Buongiorno a Tutti,

oggi inizia la mia collaborazione con il Blog di BMW Milano MilanoSiamoNoi e, già che ci siamo, vorrei cominciare proprio parlando di Noi Milanesi e di come si guida a Milano.

A Milano guidare non è facile per come è fatta la città, ma soprattutto per come siam fatti Noi. Io in questa città sono nato quando ancora le automobili erano poche e parcheggiate bene, molte meno di oggi, e quando chi le guidava aveva ancora un sesto senso, il Senso Civico, all’altezza di una grande Città in pieno sviluppo ed evoluzione.

Il traffico era accettabile a qualsiasi ora e, certe volte, persino gradevole. Le macchine che passavano in Corso Vittorio Emanuele con le loro luci e colori mettevano allegria, ed anche Corso Como, dove si son viste le prime auto piantate lì in seconda file con le 4 frecce per ore, era comunque facilmente transitabile e vitale.

Oggi molte cose son cambiate: Milano, nel frattempo, è cresciuta e non sempre in modo omogeneo ed armonico. Ti basta un cavalcavia e dall’Isola, una volta quartiere poco raccomandabile, sei proiettato nello skyline di Milanhattan, con un intermezzo di case popolari, edifici anni ’70 e attività commerciali; oggi si va dall’Esselunga più moderna d’Italia al casalinghi dove trovi di tutto, e se lo chiedi in Milanese anche di più.

Da poche ore abbiamo anche un nuovo Sindaco che dovrà compiere quel miracolo quotidiano che ogni automobilista Milanese compie ormai automaticamente, imprecazione inclusa, ogni Santo giorno, ovvero guidare accelerando e guardando avanti senza mai frenare di colpo, e, soprattutto, senza perdere mai di vista lo specchietto retrovisore, il Navigatore ed il cellulare ovviamente.

In questo i Milanesi sono ormai esperti, perché sanno restare concentrati su tante cose, per poi dimenticarsi magari il motivo per cui sono in giro e la meta che devono raggiungere. Per questo abbiamo inventato 2 circonvallazioni, l’Interna e l’Esterna, così se ti perdi su una, ritorni dall’altra e ti sembrerà di aver fatto un percorso alternativo.

I Navigatori Satellitari ormai son rassegnati ai Milanesi ed alla loro guida da indecisi convinti ed al terzo “Se possibile invertire il senso di marcia” accettano il cordiale “Va da via el ku’ di chi guida, con un pacato “Ricalcolo il Percorso“.

Restando in tema Automobilistico, i Milanesi al volante si ricordano del Tagliando annuale e del cambio Gomme estivo/invernale, mentre tendono a rimuovere i controlli del filtro antipolline dell’Aria condizionata, fino a quando si trovano gli acari che fan la quadriglia sul Cruscotto. Se è vero che tutte le strade portano a Roma, come ci ricorda il motto famoso, è altrettanto incontestabile che tutte le strade Prima passano per Milano, e quando la Tecnologia ancora non ci assisteva con le mappe in 3D, “ghe metevum 3 dì”, ovvero “ci mettevamo 3 giorni”, per trovare la destinazione, ma almeno comunicavamo tra di noi, e ci si fermava ogni tanto a chiedere informazioni all’Edicola o al Bar, gli stessi che oggi spesso ostentano orgogliosamente il cartello più Egoista che si possa immaginare “Non si danno Informazioni” (soprattutto a Gratis!).

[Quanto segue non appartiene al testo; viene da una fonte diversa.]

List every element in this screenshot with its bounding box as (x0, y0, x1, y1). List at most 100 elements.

Meno male dunque che esistono i Blog, come questo, dove si danno volentieri informazioni e dove si può ancora ironizzare un po’ sui nostri comportamenti, perché se è vero che Milano Siamo Noi dobbiamo dimostrare di non esserci dimenticati come eravamo ai tempi in cui il Vigile stava sulla pedana rotonda e rialzata a dirigere il traffico e bonariamente ti invitava con il fischietto in bocca, come l’arbitro di Milan-Inter, a non stare li impalato in mezzo al semaforo, e non era invece mimetizzato con un albero o nascosto dietro al Tram col blocchetto delle multe in mano a segnare la targa per poi farti arrivare una letterina, di quelle che Babbo Natale non conosce, perché Lui le renne le parcheggia sui tetti, dove i Ghisa ancora non arrivano. Per ora.